[Newspaper]
Publication: The Cincinnati Post
Cincinnati, OH, United States
vol. 44, no. 128, p. 2, col. 5-7
THINKS SHE
WAS URGED
SAN FRANCISCO, Dec. 2. — (Spl.) —
The death of Carlotta Campiglio, the beautiful Cincinnati girl, at the Knickerbocker Hotel, is to be rigidly investigated by the authorities, who have received a despatch from the girl's mother. She asked that the death be fully probed, and that the body be sent home.
The circumstances of Robert Hemingray, the turfman, and his brother, Cornelius, returning to their apartments just in time to hear the fatal shot, is being taken into consideration in the inquiry that will be made. The coroner's inquest will be most searching.
J. E. Locke, proprietor of the Knickerbocker, who was induced to go into Carlotta's boudoir to investigate after the shot was heard by Hemingray and brother, says that the body was still limp. He is also the medium of a rumor that nothing was placed in the way of Carlotta Campiglio committing suicide.
The woman Rose, said to be Cornelius Hemingray's wife, and mentioned in the Campiglio’s farewell letter, is said to have talked to some extent herself, if Locke’s information is correct. She is said to have related that while Carlotta was despondent, suicide was discussed, and that a pistol was left in the apartments so she could conveniently reach it.

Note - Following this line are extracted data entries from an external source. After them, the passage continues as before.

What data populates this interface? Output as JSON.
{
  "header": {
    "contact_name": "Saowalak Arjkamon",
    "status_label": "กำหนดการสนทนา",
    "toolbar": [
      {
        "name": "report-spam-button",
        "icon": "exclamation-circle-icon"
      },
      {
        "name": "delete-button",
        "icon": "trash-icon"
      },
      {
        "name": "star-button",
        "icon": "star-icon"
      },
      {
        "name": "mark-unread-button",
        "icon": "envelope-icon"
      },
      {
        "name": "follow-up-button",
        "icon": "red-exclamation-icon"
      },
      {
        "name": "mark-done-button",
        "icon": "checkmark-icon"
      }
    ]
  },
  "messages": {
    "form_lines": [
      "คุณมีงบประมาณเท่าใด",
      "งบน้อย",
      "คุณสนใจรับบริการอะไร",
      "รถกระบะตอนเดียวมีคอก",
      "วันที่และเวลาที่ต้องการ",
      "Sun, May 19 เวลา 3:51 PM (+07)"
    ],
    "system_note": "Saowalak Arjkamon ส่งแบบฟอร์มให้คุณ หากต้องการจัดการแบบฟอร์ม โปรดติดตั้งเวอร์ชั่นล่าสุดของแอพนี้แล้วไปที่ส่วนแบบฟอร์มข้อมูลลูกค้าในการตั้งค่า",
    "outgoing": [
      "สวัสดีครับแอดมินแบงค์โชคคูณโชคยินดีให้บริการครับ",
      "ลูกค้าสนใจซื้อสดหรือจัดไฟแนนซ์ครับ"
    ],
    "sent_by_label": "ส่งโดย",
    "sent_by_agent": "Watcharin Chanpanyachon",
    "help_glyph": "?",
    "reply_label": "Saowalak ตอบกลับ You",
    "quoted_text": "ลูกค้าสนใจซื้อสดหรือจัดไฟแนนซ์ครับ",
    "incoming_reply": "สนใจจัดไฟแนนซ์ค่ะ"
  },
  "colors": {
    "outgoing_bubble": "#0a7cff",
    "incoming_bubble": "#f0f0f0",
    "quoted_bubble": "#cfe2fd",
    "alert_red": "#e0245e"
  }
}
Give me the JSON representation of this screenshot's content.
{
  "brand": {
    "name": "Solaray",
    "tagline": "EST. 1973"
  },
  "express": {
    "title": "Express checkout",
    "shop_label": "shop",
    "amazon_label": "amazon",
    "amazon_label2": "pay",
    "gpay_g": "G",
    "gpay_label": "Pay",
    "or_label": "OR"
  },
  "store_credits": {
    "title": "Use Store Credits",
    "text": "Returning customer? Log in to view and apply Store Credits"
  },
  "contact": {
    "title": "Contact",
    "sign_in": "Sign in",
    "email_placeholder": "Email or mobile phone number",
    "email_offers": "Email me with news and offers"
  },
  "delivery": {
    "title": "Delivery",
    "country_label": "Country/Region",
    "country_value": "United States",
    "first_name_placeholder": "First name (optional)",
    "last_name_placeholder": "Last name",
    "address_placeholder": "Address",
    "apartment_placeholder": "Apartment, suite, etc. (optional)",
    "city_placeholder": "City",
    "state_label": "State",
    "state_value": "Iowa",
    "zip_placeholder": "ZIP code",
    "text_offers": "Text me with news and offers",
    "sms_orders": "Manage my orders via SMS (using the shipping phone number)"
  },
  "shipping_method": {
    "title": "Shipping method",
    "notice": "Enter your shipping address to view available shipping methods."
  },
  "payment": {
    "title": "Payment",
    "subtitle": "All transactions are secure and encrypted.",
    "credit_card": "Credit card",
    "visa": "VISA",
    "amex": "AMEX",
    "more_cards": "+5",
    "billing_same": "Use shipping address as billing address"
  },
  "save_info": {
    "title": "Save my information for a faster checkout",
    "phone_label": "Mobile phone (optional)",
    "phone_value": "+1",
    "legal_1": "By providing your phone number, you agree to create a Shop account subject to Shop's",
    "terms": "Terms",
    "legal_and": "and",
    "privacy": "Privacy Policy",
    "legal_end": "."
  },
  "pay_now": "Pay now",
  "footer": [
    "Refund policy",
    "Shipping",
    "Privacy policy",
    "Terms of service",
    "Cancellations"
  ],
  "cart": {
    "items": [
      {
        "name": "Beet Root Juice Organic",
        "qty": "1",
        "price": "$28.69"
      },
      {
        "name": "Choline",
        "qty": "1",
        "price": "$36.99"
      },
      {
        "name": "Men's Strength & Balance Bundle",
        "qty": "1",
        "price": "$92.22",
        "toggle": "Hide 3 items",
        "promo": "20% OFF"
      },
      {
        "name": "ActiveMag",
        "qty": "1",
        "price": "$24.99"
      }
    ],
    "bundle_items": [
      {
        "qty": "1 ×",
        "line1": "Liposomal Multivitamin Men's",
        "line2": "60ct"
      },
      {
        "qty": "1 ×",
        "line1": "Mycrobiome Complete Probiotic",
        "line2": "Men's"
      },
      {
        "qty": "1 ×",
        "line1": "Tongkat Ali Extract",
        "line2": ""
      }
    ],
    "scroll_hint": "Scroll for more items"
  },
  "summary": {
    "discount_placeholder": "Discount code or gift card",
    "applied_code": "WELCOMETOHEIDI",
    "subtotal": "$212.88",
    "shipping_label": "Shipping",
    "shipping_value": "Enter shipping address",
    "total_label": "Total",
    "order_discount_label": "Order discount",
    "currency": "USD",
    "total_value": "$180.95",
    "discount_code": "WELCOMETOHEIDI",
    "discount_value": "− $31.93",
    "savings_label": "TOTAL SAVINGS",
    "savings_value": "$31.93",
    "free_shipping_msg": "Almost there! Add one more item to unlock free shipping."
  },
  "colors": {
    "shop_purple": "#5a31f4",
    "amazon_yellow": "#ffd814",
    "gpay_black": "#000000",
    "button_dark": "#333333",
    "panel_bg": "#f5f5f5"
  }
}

Hemingray now declares that Carlotta Campiglio was not his wife and that he spoke of her as his wife only to protect her name. They had been going together 3 and a half months, he said. They met by appointment, he declares at Indianapolis.
DENIED IT
Hemingray, when said that the girl's suicide had been encouraged, denied strenuously that there had been any such action. He said he would have used every means to prevent it.
Since the tragedy the proprietor of the Knickerbocker Hotel has asked for the rooms occupied by the Hemingrays.